Minute, 21 novembre 2012, par Joël Prieur

Un Caravage littéraire et nihiliste

Les Œuvres de miséricorde, de Mathieu Riboulet a obtenu le prix Décembre. Occasion de pénétrer un texte étrange, entre nihilisme des corps qui s’entrechoquent et bons sentiments exacerbés, entre plaisirs homosexuels dégustés et nostalgie d’une grâce en allée.

Le prétexte de ce livre est un voyage de l’auteur en Allemagne. Cette auto-fiction est conçue comme un gigantesque retour sur images pour exorciser les vieilles haines historiques qui sommeillent ; la quête des corps, qui symbolisent le présent vivant face aux charniers du passé, porte en elle l’ambiguïté de la mort et de l’amour, de l’amour et de la mort, jusqu’à la baroque délivrance – absolument inattendue – du dernier chapitre, où l’on touche à une sorte de Pasolini onirique (Salo ou les cent vingt journées de Sodome), qui décharge le lecteur du souci de l’analyse et de celui du dosage.

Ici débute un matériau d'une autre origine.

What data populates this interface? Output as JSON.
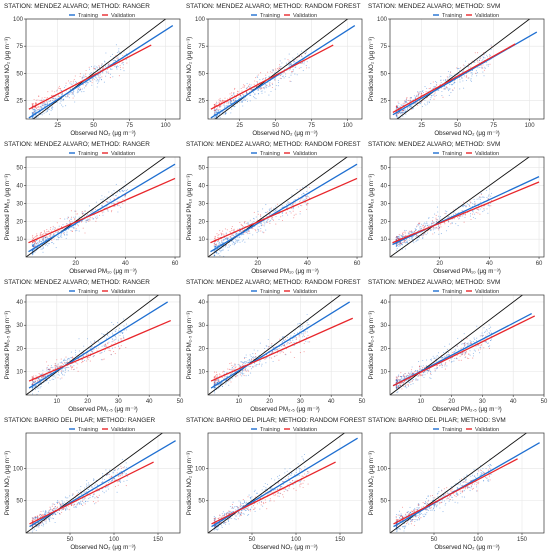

Dans sa géographie imaginaire, pourtant, Riboulet nous fait hésiter sans cesse entre le pèlerinage et le saccage ; mais en réalité, souvent, le saccage sert de référence au pèlerinage. Ainsi en est-il du voyage à Berlin. Le voyage mental à Naples, au pied des toiles en clair obscur du Caravage – en particulier dans cette église Pio Monte della misericordia, où se trouve le tableau représentant les septŒuvres de miséricorde (peinture somptueusement construite, sommet de l’art dudit Caravage) –  semble offrir comme un répit à la quête à mort. L’art aura-t-il le dernier mot ? Caravage aura-t-il réussi à apprivoiser les corps des éphèbes que butine, que consomme, qui consument notre héros ? Hélas, le fantasme revient, impitoyable… Une autre église, Santa Maria delle anime del Purgatorio représente, comme à l’avance, l’inéluctable : « Temple de l’esprit morbide napolitain, cet endroit-là entièrement fait de morts où l’on prie, où l’on pleure. Des crânes de bronze saluaient le visiteur, ornant le petit escalier qui donne accès à l’église, dont la sombre façade baroque, presque contemporaine de Caravage, surplombe la rue de quelques marches, crânes polis par la dévotion des passants, qui, par dizaines au fil du jour, les effleurent avant de se signer, vaquant à leur journée comme on cueillerait une fleur sur le bord de la route ». Étrange « lecture » de ce chef-d’œuvre architectural de la dévotion funéraire napolitaine ; Riboulet ne voit pas dans cette église des âmes du Purgatoire une manifestation médiévale de ce que Philippe Ariès appelait joliment « la mort apprivoisée ». Dans ces coutumes nées sous le soleil de Naples, si vivantes dans leur manière d’affronter la mort, dans tous ces mémento mori que je dirais si crânes – sans jouer sur les mots –, notre auteur ne détecte, lui, que le triomphe de cette mort que l’on ne peut pas braver sans en crever.

Le saccage semble donc l’issue définitive d’une vie qui n’aura connue la grâce – et Port Royal invoqué plusieurs fois – que comme une alternative, mais une alternative impossible, à la pourriture : « Ils s’en vont et nous laissent à la puissance des mouches, ils ont gagné les œuvres que l’on accomplit sur terre, nous laissant au ciel aussi muet (sic) que la mort ». Tel est le dernier mot de Mathieu Riboulet, qui, avec Les Œuvres de miséricorde, entre Caravage, Purcell et une homosexualité obsessionnelle, nous livre le spectacle étrange d’un baroque que la grâce aurait déserté, pour l’abandonner, pantelant, vibrant, palpitant de toutes les ardeurs du désir, à ses contradictions, jusqu’à une sorte d’apaisement nihiliste. Une telle tentative artistique avait-elle des précédents ? La Miséricorde de Riboulet est ce qui reste – pur amour – quand le grand néant d’une homosexualité tranquille et efficace a permis à des hommes – dans une sorte de chemin initiatique de corps en corps, qui serait un anti-Banquet de Platon – de se saisir tels qu’en eux-mêmes.